Sarah Lucas's Pauline Bunny Tate Etc. at Tate Britain / Artists' Perspectives

In celebration of the reopening of Tate Britain, Tate Etc. invited a selection of artists from around the world to choose a favoured work from a fellow artist currently on display. Here, contemporary artist Sterling Ruby reflects on Sarah Lucas

Sarah Lucas has always been a big influence of mine. Her straightforward approach to both the subject matter and materials feels genuine. Pauline Bunny is quintessential Lucas, stripped down and assembled out of stockings, a somewhat mid-century looking chair and a pair of metal clamps. Her works border on abstraction, while always suggesting a broken figurative shape or some stand-in for the physically collapsing body. Pauline Bunny is less of a full figure than it is a torso with two sets of legs, a thing stuck in-between sexualised formalism and figurative abstraction. It is a perfect sculptural object.

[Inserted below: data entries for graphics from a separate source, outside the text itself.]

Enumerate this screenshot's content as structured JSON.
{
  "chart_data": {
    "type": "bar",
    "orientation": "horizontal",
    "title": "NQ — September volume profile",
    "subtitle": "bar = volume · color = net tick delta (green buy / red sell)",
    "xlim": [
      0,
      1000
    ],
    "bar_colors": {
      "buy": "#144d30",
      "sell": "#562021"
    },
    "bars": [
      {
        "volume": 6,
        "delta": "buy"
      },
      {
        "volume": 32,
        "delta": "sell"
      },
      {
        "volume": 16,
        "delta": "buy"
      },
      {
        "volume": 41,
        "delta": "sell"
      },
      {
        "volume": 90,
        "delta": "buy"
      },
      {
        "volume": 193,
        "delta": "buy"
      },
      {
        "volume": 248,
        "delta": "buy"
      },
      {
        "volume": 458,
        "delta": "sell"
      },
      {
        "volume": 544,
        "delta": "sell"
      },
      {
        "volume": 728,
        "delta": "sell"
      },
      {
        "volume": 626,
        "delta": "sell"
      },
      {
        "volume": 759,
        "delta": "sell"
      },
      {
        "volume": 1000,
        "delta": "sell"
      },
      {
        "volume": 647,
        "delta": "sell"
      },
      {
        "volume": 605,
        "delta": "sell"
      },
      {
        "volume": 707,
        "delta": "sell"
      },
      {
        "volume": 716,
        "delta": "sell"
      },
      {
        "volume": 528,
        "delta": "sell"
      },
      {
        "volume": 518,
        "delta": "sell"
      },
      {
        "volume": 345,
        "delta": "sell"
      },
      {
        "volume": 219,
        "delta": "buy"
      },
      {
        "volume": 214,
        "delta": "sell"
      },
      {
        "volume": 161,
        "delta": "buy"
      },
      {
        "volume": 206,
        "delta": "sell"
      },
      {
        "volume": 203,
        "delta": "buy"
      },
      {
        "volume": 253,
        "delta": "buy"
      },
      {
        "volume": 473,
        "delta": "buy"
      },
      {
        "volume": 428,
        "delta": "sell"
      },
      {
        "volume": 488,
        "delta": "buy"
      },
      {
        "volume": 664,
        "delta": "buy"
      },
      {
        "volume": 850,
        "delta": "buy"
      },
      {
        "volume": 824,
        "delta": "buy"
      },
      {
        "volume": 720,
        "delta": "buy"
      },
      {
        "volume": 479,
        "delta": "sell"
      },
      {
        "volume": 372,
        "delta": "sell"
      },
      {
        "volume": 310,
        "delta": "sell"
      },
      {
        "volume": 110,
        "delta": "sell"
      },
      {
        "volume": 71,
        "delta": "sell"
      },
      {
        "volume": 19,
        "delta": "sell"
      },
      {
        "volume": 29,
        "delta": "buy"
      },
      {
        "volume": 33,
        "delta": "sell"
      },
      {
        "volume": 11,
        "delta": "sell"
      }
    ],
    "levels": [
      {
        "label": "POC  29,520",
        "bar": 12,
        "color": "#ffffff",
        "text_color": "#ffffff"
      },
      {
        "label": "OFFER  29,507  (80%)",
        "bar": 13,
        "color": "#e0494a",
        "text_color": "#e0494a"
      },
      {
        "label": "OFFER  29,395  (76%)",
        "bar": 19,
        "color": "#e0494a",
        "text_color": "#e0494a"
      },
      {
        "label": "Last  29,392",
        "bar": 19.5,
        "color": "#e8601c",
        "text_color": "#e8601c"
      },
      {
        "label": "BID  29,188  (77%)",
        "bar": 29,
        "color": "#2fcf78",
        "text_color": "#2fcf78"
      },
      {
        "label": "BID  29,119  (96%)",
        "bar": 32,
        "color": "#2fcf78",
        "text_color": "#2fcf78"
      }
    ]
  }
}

Like so much of Sarah’s art, it exists as an exquisite trap for heterosexual male desires: it is and it isn’t alluring. The sculpture alludes to eroticism, but delivers a punch in the gut to the libido and ego. In each Lucas work, there seems to be a heavy dose of autobiography and critiques of gender roles. I have always thought that she maintains an amazing balancing act between materials and content, humour and humiliation, social critique and personal revelation.